Calling for abstention and calling it a "boycott" is an abrogation of responsibility. With a radio, television, and social media reach of which no other Lexiteer can dream, George Galloway is rightly having none of that. If I had had the five thousand pound deposit lying around, then I would have put up myself. But here we are.

Indeed, the second most prominent Brexit Party campaigner after Farage has been Claire Fox. By 10 o'clock tonight, a list headed by Claire will have received the votes, not only of many people who usually voted Labour, but of more or less the whole of the large Tory minority in the North West.

Claire has even had an article in the Daily Mail, making it arguable that the huge number of Mail readers who are voting for the Brexit Party today are, at least to some extent, voting for Claire. Every allegation that is routinely made against Corbyn could be made against Claire, only truthfully and even more so.

Spiked and its predecessors have rightly opposed every war of the last 30 years, and they have been a great deal more forthright in the style of their opposition than Corbyn has often been. Spiked has been more sceptical, to put it mildly, than Corbyn has been in public about Russia-bating over Salisbury and other things.

"Marxist" and "Trotskyist" are thrown at Corbyn by people with little understanding of the first word, and with none of the second. But Claire really is a Marxist, and specifically a Trotskyist. Ask her, and she would tell you.

Unlike Corbyn, Claire opposed the Good Friday Agreement because it was still not the 32 County Republic. I remember her telling Melanie Phillips on The Moral Maze that "I do not accept Israel's right to exist," a statement that Corbyn has never made, or we would certainly have heard about it by now. And so on.

Claire is going to enter the European Parliament for the party for which the people who had lapped up and regurgitated the attacks on Corbyn are going to have voted. Such lapping up and regurgitation will therefore no longer be possible, or at least not with any moral, intellectual or political consistency.
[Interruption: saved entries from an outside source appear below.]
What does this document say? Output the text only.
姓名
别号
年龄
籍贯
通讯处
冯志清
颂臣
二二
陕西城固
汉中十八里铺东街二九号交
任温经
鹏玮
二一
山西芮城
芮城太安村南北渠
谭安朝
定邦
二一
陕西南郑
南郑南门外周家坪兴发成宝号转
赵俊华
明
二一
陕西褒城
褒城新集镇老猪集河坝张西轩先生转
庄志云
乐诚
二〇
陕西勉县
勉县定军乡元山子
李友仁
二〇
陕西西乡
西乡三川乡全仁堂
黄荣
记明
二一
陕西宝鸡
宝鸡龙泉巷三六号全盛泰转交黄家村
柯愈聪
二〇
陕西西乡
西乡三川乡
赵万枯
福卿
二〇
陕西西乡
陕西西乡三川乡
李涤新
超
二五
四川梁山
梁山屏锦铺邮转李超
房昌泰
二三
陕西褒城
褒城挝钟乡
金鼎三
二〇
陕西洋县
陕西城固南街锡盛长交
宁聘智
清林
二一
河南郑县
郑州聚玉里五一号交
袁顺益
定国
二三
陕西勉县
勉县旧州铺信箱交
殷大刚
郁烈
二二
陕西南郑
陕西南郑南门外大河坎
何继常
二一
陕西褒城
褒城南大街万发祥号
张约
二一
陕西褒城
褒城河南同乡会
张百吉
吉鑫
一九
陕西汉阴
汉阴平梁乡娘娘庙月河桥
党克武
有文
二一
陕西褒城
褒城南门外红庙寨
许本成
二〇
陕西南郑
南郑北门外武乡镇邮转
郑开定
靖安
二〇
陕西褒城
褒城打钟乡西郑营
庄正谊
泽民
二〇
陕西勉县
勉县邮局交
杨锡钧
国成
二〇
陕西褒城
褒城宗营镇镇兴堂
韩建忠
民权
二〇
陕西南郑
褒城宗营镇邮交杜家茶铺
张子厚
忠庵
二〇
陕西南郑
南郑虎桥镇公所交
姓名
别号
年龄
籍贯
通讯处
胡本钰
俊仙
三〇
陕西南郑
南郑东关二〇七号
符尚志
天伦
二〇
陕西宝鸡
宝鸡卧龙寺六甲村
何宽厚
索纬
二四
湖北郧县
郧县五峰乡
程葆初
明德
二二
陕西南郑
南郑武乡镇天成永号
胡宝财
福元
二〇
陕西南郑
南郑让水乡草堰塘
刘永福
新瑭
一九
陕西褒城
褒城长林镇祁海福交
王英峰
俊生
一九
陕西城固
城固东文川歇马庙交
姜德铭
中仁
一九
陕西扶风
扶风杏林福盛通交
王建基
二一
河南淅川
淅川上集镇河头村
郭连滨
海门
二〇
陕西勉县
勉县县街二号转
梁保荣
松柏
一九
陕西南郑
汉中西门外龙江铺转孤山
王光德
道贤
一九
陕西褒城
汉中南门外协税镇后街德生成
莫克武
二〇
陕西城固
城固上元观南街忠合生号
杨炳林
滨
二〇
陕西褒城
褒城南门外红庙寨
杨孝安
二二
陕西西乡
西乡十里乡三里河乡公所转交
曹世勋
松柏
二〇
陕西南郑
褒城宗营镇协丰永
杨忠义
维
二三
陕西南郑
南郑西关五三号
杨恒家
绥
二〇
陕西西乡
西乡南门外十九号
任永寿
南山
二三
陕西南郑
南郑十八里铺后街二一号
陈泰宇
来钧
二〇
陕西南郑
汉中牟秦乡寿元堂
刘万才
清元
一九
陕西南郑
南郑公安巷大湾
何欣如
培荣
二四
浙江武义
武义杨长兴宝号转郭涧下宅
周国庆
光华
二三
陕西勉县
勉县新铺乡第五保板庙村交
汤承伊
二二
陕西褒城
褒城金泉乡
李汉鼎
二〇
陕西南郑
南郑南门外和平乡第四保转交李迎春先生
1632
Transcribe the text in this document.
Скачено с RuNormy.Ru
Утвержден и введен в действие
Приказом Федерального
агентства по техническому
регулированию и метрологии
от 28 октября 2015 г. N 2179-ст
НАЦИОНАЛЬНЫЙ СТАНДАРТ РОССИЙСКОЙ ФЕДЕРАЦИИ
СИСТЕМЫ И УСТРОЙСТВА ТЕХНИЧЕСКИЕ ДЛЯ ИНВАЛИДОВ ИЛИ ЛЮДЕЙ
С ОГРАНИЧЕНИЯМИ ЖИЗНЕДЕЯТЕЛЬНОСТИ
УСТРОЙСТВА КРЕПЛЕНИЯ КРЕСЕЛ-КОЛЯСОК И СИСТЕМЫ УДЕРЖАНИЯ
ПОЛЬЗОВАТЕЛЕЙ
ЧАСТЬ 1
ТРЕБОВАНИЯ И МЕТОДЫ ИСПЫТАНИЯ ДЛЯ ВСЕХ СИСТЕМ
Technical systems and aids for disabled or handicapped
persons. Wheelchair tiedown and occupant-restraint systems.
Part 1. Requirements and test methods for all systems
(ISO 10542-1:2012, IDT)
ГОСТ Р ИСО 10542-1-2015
So, far more than a vote for his Labour enemies, a vote for the Brexit Party is a vote for Jeremy Corbyn.

Beyond that, another hung Parliament is coming, and we need our people to hold the balance of power in it. It has become a local commonplace that I am on 30-30-30 with Labour and the Conservatives here at North West Durham, so that any one of us could be the First Past the Post. I will stand for this seat, if I can raise the £10,000 necessary to mount a serious campaign. Please email davidaslindsay@hotmail.com. Very many thanks.

2 comments:

  1. I voted for the Brexit Party too today like almost every Conservative voter that I know. Your tortured reasoning at the end is ridiculous, though. A vote for the Brexit Party is, purely and simply, about delivering Brexit (their only policy).

    It has absolutely nothing to do with supporting one of its MEPs positions on Israel, Irish reunification or anything else. Don’t be preposterous.